Is nice to see these gems from the past landing on Linux.
leillo1975 16 September 2014 at 6:22 am UTC
This is one of my first PC Games. I played it (badly) in my Slooooooooooow 8086 in 1993
toni 16 September 2014 at 6:26 am UTC
Honestly, Icculus is a contemporary hero
Cheeseness 16 September 2014 at 6:53 am UTC
I love this game so much ;_;
neffo 16 September 2014 at 7:21 am UTC
neffo 16 September 2014 at 7:34 am UTC
Also, that was a great read Cheeseness (on your blog and on here).
Cheeseness 16 September 2014 at 8:17 am UTC
Skully 16 September 2014 at 8:26 am UTC
Thankyou Cheeseness and Icculus, This is one of my favourite games ever made.
I had already bought it the moment it arrived on steam months ago. Figured I would 'wine' it
one day if a linux version didn't come. But now I don't have too.

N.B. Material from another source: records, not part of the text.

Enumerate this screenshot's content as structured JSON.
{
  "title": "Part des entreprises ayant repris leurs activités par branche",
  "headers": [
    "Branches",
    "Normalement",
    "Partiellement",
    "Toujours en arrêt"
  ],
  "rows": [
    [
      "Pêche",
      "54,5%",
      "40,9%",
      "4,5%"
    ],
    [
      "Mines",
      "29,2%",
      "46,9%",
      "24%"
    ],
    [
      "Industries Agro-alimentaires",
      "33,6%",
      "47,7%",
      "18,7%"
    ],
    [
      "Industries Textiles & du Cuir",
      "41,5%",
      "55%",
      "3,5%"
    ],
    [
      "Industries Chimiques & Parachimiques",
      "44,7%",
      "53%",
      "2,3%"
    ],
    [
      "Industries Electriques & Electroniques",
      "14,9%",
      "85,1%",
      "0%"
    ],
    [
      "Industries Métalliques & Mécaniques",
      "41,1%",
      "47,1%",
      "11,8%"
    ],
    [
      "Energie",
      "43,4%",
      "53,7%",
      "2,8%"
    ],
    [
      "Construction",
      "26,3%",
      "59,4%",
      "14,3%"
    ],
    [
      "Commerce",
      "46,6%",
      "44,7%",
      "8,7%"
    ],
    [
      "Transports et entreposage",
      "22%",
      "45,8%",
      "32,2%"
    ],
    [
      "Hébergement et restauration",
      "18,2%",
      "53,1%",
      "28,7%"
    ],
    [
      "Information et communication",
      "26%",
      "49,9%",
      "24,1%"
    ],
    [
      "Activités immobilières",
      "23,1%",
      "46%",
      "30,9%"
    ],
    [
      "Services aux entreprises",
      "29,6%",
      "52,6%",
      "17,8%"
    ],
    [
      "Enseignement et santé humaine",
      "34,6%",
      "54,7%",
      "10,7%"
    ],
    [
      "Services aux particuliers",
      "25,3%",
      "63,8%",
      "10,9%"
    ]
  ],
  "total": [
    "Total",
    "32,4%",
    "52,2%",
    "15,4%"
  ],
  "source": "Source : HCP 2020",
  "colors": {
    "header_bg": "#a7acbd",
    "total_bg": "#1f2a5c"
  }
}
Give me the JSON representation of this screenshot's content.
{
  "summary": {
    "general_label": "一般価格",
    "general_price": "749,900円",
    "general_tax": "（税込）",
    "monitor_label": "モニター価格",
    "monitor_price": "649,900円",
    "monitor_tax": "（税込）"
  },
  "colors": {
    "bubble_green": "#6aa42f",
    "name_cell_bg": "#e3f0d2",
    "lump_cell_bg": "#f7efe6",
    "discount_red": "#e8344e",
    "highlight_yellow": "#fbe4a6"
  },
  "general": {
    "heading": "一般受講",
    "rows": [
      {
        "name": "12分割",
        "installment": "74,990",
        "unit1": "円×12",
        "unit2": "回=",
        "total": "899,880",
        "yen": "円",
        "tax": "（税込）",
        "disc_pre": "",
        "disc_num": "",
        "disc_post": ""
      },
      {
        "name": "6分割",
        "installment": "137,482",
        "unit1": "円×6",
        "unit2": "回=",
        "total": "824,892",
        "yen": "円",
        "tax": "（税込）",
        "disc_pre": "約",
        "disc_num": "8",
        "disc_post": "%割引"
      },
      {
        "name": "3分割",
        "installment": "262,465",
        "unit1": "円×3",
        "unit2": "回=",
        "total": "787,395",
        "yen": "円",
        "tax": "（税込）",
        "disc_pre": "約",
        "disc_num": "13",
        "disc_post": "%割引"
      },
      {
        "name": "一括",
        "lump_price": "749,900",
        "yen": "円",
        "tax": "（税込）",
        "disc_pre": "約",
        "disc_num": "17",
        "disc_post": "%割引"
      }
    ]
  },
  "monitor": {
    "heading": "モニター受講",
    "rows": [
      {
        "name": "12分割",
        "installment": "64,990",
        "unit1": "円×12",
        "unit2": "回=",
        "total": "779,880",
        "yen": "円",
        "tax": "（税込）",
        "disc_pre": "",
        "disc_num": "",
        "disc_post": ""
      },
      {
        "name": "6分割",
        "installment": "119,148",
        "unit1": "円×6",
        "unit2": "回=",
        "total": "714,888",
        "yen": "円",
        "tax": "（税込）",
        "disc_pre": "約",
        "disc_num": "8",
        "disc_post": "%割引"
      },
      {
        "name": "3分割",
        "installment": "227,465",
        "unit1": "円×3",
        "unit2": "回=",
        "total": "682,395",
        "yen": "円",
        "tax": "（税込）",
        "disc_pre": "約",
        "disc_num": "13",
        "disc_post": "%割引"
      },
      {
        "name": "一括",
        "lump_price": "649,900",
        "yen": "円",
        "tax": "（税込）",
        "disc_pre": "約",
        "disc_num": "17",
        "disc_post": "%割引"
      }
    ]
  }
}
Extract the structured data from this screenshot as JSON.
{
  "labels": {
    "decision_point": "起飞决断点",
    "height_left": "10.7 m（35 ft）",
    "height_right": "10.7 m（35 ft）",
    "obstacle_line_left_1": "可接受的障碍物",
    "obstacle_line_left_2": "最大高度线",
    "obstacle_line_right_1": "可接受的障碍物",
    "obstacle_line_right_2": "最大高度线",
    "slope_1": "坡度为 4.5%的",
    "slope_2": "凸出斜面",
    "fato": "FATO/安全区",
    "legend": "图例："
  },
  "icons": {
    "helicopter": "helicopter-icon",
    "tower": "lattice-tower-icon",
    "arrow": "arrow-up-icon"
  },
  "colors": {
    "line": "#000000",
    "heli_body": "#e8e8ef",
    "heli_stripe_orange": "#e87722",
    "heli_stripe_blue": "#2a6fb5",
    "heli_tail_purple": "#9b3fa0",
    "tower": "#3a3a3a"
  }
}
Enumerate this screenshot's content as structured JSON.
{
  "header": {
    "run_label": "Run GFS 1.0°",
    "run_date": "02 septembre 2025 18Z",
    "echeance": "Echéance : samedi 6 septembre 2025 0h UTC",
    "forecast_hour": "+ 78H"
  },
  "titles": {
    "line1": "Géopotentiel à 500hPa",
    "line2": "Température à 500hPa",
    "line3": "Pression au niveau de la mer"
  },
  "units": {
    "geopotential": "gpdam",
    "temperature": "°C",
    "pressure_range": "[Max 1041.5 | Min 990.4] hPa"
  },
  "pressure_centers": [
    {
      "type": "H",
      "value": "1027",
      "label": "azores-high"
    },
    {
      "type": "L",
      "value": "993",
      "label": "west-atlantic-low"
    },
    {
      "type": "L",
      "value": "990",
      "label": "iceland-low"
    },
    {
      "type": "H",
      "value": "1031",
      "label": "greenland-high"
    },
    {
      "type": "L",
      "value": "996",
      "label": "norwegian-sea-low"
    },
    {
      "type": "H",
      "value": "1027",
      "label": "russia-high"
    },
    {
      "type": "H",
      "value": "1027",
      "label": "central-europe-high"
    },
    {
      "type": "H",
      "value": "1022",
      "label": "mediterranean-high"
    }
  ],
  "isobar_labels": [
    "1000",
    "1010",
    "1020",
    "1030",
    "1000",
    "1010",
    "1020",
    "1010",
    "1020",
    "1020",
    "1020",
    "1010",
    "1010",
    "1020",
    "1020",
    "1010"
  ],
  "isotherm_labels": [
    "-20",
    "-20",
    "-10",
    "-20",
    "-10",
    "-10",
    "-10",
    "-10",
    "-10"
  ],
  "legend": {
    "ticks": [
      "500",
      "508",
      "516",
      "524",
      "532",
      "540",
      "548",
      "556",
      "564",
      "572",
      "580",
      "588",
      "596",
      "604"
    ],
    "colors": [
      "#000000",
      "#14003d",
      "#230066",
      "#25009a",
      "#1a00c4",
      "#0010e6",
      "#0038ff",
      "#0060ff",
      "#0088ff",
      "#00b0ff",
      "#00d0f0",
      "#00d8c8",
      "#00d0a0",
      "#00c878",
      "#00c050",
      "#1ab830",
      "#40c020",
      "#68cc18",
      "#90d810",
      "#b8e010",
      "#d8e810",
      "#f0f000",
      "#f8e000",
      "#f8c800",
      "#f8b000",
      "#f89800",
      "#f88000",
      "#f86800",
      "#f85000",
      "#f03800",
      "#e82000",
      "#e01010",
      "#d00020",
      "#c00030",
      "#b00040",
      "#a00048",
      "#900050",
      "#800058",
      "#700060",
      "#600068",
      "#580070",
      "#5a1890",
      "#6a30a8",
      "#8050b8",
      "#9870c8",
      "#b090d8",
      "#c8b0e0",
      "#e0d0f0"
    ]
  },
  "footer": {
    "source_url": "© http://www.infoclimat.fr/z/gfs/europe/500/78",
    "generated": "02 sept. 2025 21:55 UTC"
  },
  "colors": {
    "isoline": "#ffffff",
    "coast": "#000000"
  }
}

I will buy a copy for linux for my partner and both our daughters.

Cheeseness, I am sooo jealous of your presskit!
abelthorne 16 September 2014 at 8:37 am UTC
I knew icculus was trying to get in touch with Éric Chahi a while ago for a Linux port, that's great it happened!

Now I'm hoping it will come on GOG soon, as I bought it there a few years ago (already played the original version on Amiga in 1991, was glad to see the release of the anniversary edition).

I'm wondering if it would be added to the current Humble Indie Bundle today; the timing looks adequate...
stan 16 September 2014 at 9:47 am UTC
I wonder why Icculus used OpenAL and not SDL_mixer.